Habertürk
    Takipde Kalın!
      Günlük gelişmeleri takip edebilmek için habertürk uygulamasını indirin

        Asıl zenginlik, para, pul mevki sahibi olmakla mutlu olmak mı, yoksa başkalarının mutluluğu ile mutlulukların en yücesine erişmekte mi? Size bu konuyla ilgili bir hikaye paylaşayım.

        Japonya dağlık arazi üzerine kurulu, doğal kaynak fakiri bir adalar, adacıklar ülkesidir. Toplam yüzölçümü, Türkiye’nin yarısından daha küçük olan ve hemen her gün depremlerle sarsılan bu ülkede şimdilerde 127 milyon insan yaşıyor.

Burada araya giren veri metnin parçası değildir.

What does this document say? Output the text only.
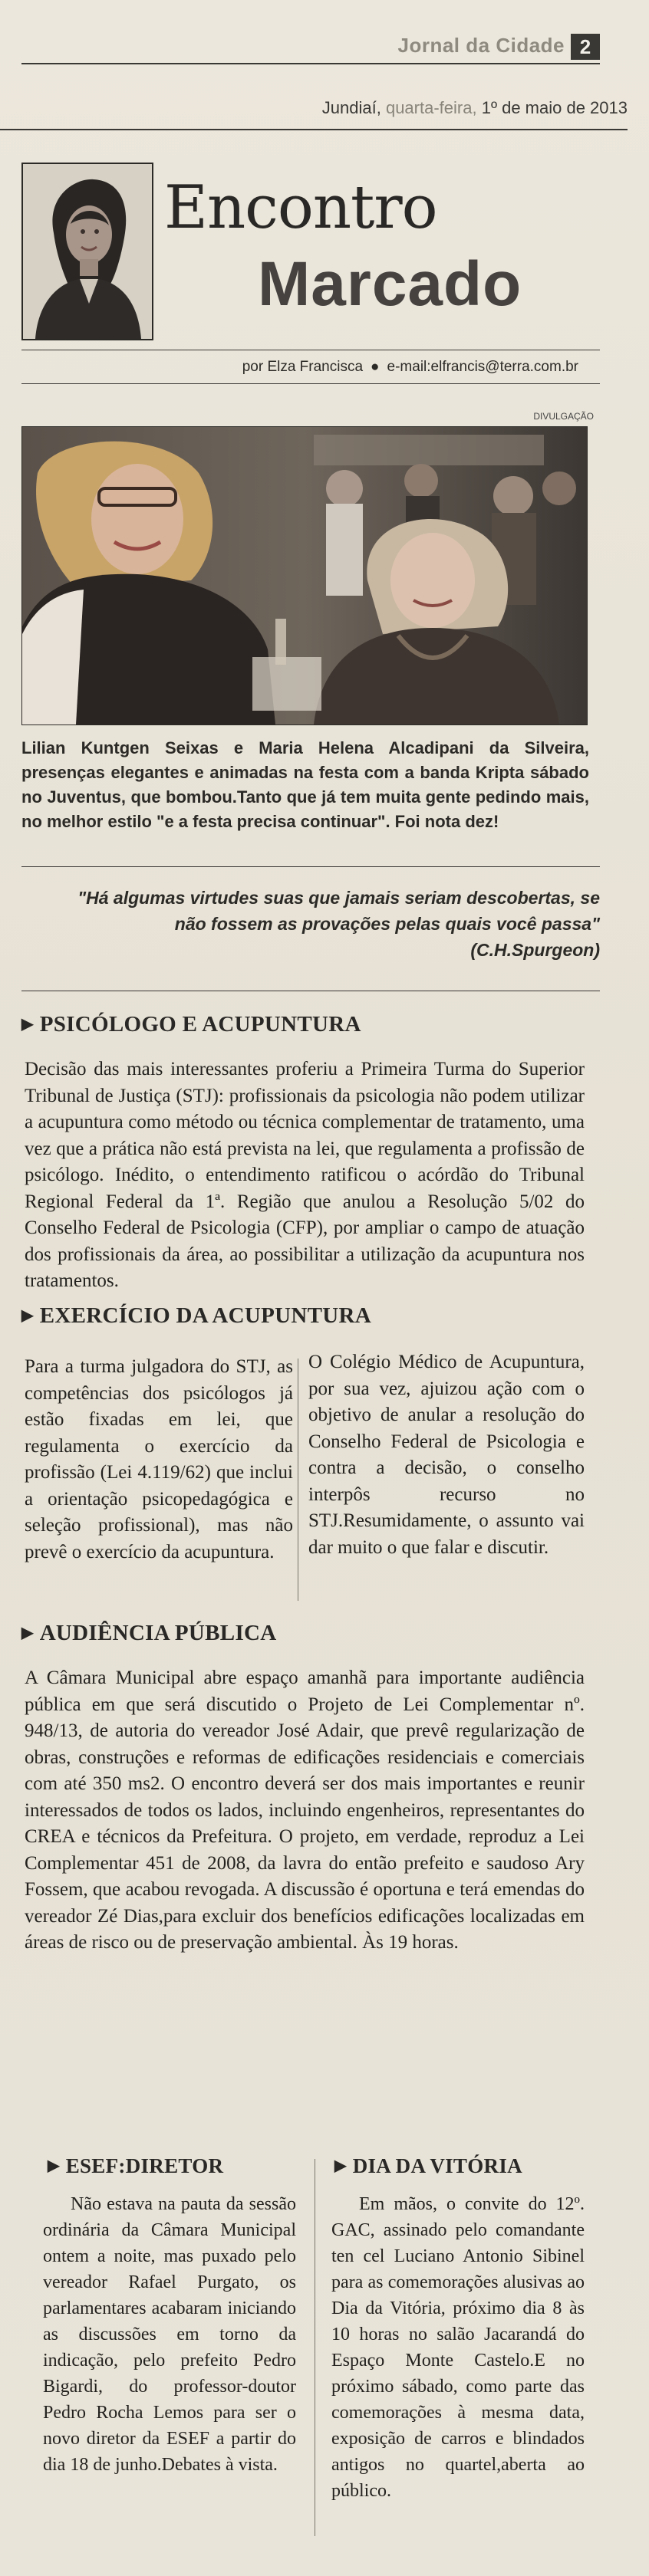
Jornal da Cidade 2
Jundiaí, quarta-feira, 1º de maio de 2013
Encontro
Marcado
por Elza Francisca ● e-mail:elfrancis@terra.com.br
DIVULGAÇÃO
Lilian Kuntgen Seixas e Maria Helena Alcadipani da Silveira, presenças elegantes e animadas na festa com a banda Kripta sábado no Juventus, que bombou.Tanto que já tem muita gente pedindo mais, no melhor estilo "e a festa precisa continuar". Foi nota dez!
"Há algumas virtudes suas que jamais seriam descobertas, se não fossem as provações pelas quais você passa"
(C.H.Spurgeon)
▶ PSICÓLOGO E ACUPUNTURA
Decisão das mais interessantes proferiu a Primeira Turma do Superior Tribunal de Justiça (STJ): profissionais da psicologia não podem utilizar a acupuntura como método ou técnica complementar de tratamento, uma vez que a prática não está prevista na lei, que regulamenta a profissão de psicólogo. Inédito, o entendimento ratificou o acórdão do Tribunal Regional Federal da 1ª. Região que anulou a Resolução 5/02 do Conselho Federal de Psicologia (CFP), por ampliar o campo de atuação dos profissionais da área, ao possibilitar a utilização da acupuntura nos tratamentos.
▶ EXERCÍCIO DA ACUPUNTURA
Para a turma julgadora do STJ, as competências dos psicólogos já estão fixadas em lei, que regulamenta o exercício da profissão (Lei 4.119/62) que inclui a orientação psicopedagógica e seleção profissional), mas não prevê o exercício da acupuntura.
O Colégio Médico de Acupuntura, por sua vez, ajuizou ação com o objetivo de anular a resolução do Conselho Federal de Psicologia e contra a decisão, o conselho interpôs recurso no STJ.Resumidamente, o assunto vai dar muito o que falar e discutir.
▶ AUDIÊNCIA PÚBLICA
A Câmara Municipal abre espaço amanhã para importante audiência pública em que será discutido o Projeto de Lei Complementar nº. 948/13, de autoria do vereador José Adair, que prevê regularização de obras, construções e reformas de edificações residenciais e comerciais com até 350 ms2. O encontro deverá ser dos mais importantes e reunir interessados de todos os lados, incluindo engenheiros, representantes do CREA e técnicos da Prefeitura. O projeto, em verdade, reproduz a Lei Complementar 451 de 2008, da lavra do então prefeito e saudoso Ary Fossem, que acabou revogada. A discussão é oportuna e terá emendas do vereador Zé Dias,para excluir dos benefícios edificações localizadas em áreas de risco ou de preservação ambiental. Às 19 horas.
▶ ESEF:DIRETOR
Não estava na pauta da sessão ordinária da Câmara Municipal ontem a noite, mas puxado pelo vereador Rafael Purgato, os parlamentares acabaram iniciando as discussões em torno da indicação, pelo prefeito Pedro Bigardi, do professor-doutor Pedro Rocha Lemos para ser o novo diretor da ESEF a partir do dia 18 de junho.Debates à vista.
▶ DIA DA VITÓRIA
Em mãos, o convite do 12º. GAC, assinado pelo comandante ten cel Luciano Antonio Sibinel para as comemorações alusivas ao Dia da Vitória, próximo dia 8 às 10 horas no salão Jacarandá do Espaço Monte Castelo.E no próximo sábado, como parte das comemorações à mesma data, exposição de carros e blindados antigos no quartel,aberta ao público.
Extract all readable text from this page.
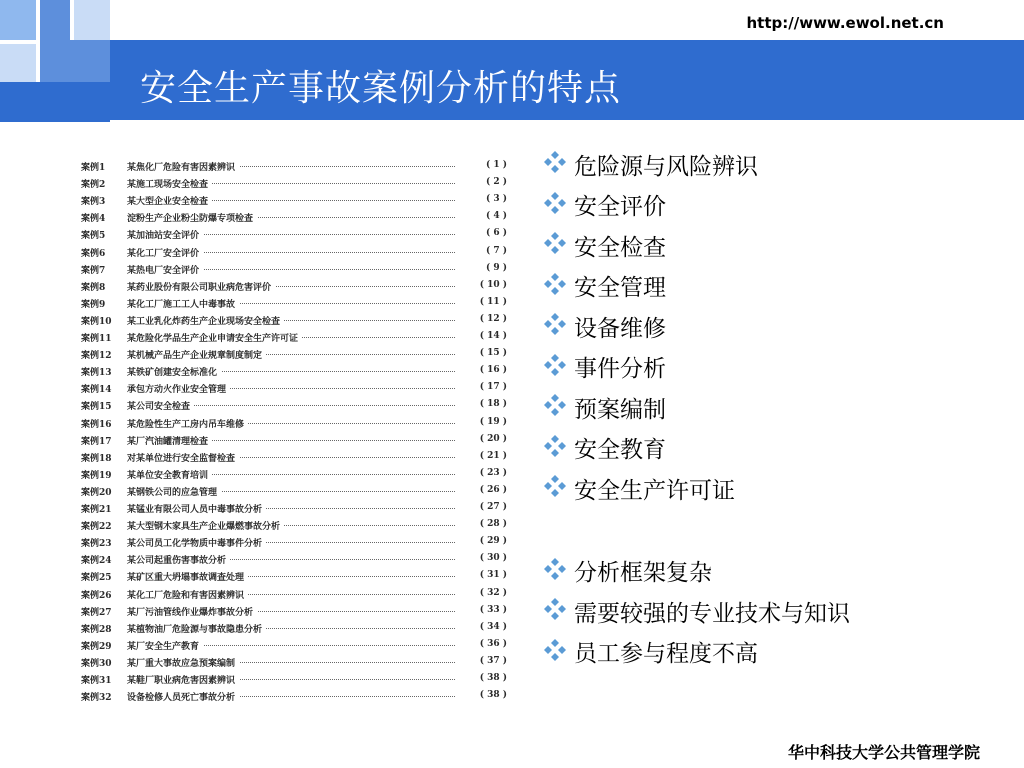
http://www.ewol.net.cn
安全生产事故案例分析的特点
案例1	某焦化厂危险有害因素辨识	( 1 )
案例2	某施工现场安全检查	( 2 )
案例3	某大型企业安全检查	( 3 )
案例4	淀粉生产企业粉尘防爆专项检查	( 4 )
案例5	某加油站安全评价	( 6 )
案例6	某化工厂安全评价	( 7 )
案例7	某热电厂安全评价	( 9 )
案例8	某药业股份有限公司职业病危害评价	( 10 )
案例9	某化工厂施工工人中毒事故	( 11 )
案例10	某工业乳化炸药生产企业现场安全检查	( 12 )
案例11	某危险化学品生产企业申请安全生产许可证	( 14 )
案例12	某机械产品生产企业规章制度制定	( 15 )
案例13	某铁矿创建安全标准化	( 16 )
案例14	承包方动火作业安全管理	( 17 )
案例15	某公司安全检查	( 18 )
案例16	某危险性生产工房内吊车维修	( 19 )
案例17	某厂汽油罐清理检查	( 20 )
案例18	对某单位进行安全监督检查	( 21 )
案例19	某单位安全教育培训	( 23 )
案例20	某钢铁公司的应急管理	( 26 )
案例21	某锰业有限公司人员中毒事故分析	( 27 )
案例22	某大型钢木家具生产企业爆燃事故分析	( 28 )
案例23	某公司员工化学物质中毒事件分析	( 29 )
案例24	某公司起重伤害事故分析	( 30 )
案例25	某矿区重大坍塌事故调查处理	( 31 )
案例26	某化工厂危险和有害因素辨识	( 32 )
案例27	某厂污油管线作业爆炸事故分析	( 33 )
案例28	某植物油厂危险源与事故隐患分析	( 34 )
案例29	某厂安全生产教育	( 36 )
案例30	某厂重大事故应急预案编制	( 37 )
案例31	某鞋厂职业病危害因素辨识	( 38 )
案例32	设备检修人员死亡事故分析	( 38 )
危险源与风险辨识
安全评价
安全检查
安全管理
设备维修
事件分析
预案编制
安全教育
安全生产许可证
分析框架复杂
需要较强的专业技术与知识
员工参与程度不高
华中科技大学公共管理学院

        Japonlar her şeyi ahlak üzerine kurdukları için kendilerini hiçbir zaman bir din ihtiyacı içinde hissetmemişler, yüce yaratan da onlara, koltuğunun altında din kitabı bulunan bir peygamber göndermemiştir. Ve bugün bu millet, bu ülke, katı din kurallarıyla yönetilen dinle yönetilen şeriat devletlerinden bile daha ahlaklı, daha mutludur.

        Bu olumsuz doğa koşullarından başka, İkinci Dünya Savaşı sırasında 2 kez atom bombası yiyen Japonya, o savaştan yerle bir olmuş şehirler, daha da yoksullaşmış insanlarla çıkmıştır. Ancak şu anda kişi başına düşen yıllık milli geliri Türkiye’nen dört katı; yani yaklaşık 40 bin dolardır.

        DUMAN TÜTMÜYORSA…

        Dördüncü yılın sonlarına doğru tahtta oturan Japon İmparatoru Nintoku, bir gün yüksek bir tepeye çıkar ve ülkesinin dağlarına taşlarına göz gezdirir. Ülkesinin orasından burasından yükselen yanardağ dumanlarından başka duman göremeyince halkının yoksul düştüğünü, bu yüzden hiç kimsenin evinde pirinç kaynamadığını anlar. Hemen bir ferman çıkaran Nintoku, halkının üç yıl boyunca sadece kendisi için çalışmasını emreder. Sarayında çalışanları da evlerine gönderir...

        Sadece kendisi için çalışan ve vergi de ödemeyen halk, üç yılın sonunda bolluğa kavuşur. Üç yıl sonra tekrar aynı tepeye çıkan Nintoku, ülkenin her yerinde ocakların tütmekte olduğunu görünce kendisini çok mutlu hisseder ve yanındaki eşine sevinçle sarılarak “Artık zenginiz...” der.

        İmparatoriçe ise üç yıl boyunca bakımsızlıktan dolayı her yeri eskiyen, çatısı akan, çiçekleri solan sarayı göstererek “Sen bu halimize zenginlik mi diyorsun?!...” diye sitem eder... İmparator Nintoku’nun cevabı yüz yıllardır Japonya’yı yeneten tüm imparatorların, siyasilerin kulağında asla çıkarılmayan pırlanta küpedir: Halkın fakirliği, bizim de fakirliğimiz, zenginliği bizim de zenginliğimizdir... (Sosyal medyadan alıntı)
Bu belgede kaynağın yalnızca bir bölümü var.